The cover of ‘Slow Focus’, Fuck Buttons‘ third album, appears so dull and uninviting as to only invite trepidation as to what it may conceal within. I should have learnt my lesson with misleading covers by now, I suppose.
Because within the contents are otherworldly, embracing, and vast. The Bristolian duo of Andrew Hung and Benjamin John Power eschew the grimier aspects of Skrillex or – Hung favourite – Aphex Twin, favouring more a graceful, classy tower of building noise. It is simultaneously a car drive through a rainy London night and watching the sunset off a Welsh coastline cliff.
‘Stalker’ contains Tyler the Creator style-menace, whilst bringing together Giorgio Moroder and Air mid-panic attack. ‘Hidden XS’, through its Jean Michel-Jarre atmospherics, glories in a Sartrean positive emptiness – it acknowledges its own lack of existence in the mirror, and walks on. Existentialism by technonanimity.
The – presumably innocently – appositely-named ‘Prince’s Prize’ nears dubstep but won’t let you go all the way; ‘Sentients’ all metaphysical resonance, intense, foreboding; ‘Year Of The Dog’ loses nothing by reminiscing purple-period Pink Floyd with chattering aliens directing in the control room. Album highlight ‘The Red Wing’ combines the Wu-Tang Clan‘s feeling of filmic threat with Orbital’s more lacerating relentlessness, to create what feels like a masterpiece.

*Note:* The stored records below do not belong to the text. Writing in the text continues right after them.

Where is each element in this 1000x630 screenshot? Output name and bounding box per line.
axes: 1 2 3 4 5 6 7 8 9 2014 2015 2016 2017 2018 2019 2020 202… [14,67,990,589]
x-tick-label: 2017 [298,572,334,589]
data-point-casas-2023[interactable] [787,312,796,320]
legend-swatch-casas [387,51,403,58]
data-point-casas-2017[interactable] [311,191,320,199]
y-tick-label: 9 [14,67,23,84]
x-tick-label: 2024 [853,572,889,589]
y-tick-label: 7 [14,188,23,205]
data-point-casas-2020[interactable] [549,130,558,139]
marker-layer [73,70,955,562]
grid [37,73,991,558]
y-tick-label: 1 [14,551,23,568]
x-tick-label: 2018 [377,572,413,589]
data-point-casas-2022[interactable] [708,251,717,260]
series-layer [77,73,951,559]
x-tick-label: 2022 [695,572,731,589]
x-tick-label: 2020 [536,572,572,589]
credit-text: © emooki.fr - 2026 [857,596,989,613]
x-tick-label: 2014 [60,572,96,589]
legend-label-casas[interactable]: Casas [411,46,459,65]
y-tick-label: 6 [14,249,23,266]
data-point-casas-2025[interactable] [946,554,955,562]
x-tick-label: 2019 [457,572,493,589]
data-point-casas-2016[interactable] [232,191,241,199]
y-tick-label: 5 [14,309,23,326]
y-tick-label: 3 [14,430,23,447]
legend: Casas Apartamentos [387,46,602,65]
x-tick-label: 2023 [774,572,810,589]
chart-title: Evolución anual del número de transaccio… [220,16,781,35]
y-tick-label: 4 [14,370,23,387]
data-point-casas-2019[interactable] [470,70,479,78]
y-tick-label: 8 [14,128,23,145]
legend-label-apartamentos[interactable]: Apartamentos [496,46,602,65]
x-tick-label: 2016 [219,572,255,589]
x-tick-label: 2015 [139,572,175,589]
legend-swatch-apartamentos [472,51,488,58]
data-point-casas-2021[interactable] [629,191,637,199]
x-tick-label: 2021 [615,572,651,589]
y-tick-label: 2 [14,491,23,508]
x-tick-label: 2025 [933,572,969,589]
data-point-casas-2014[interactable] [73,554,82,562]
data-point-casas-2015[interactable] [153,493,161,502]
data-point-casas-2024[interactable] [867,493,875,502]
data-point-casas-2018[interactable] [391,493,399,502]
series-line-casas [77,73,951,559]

With barely a track under ten minutes, and not a vocal in earshot, Slow Focus maintains and embellishes Fuck Buttons’ integrity thoroughly, and with intent. London Olympics showcases and a headline slot on the Glastonbury Park Stage can’t hurt any more than their name under Dave Cameron’s new stand-your-ground-by-stealth internet nannying, and fear of having the perv-police break down your door – but Fuck Buttons comfortably raise a finger with grace and poise through a sublime electronic noise.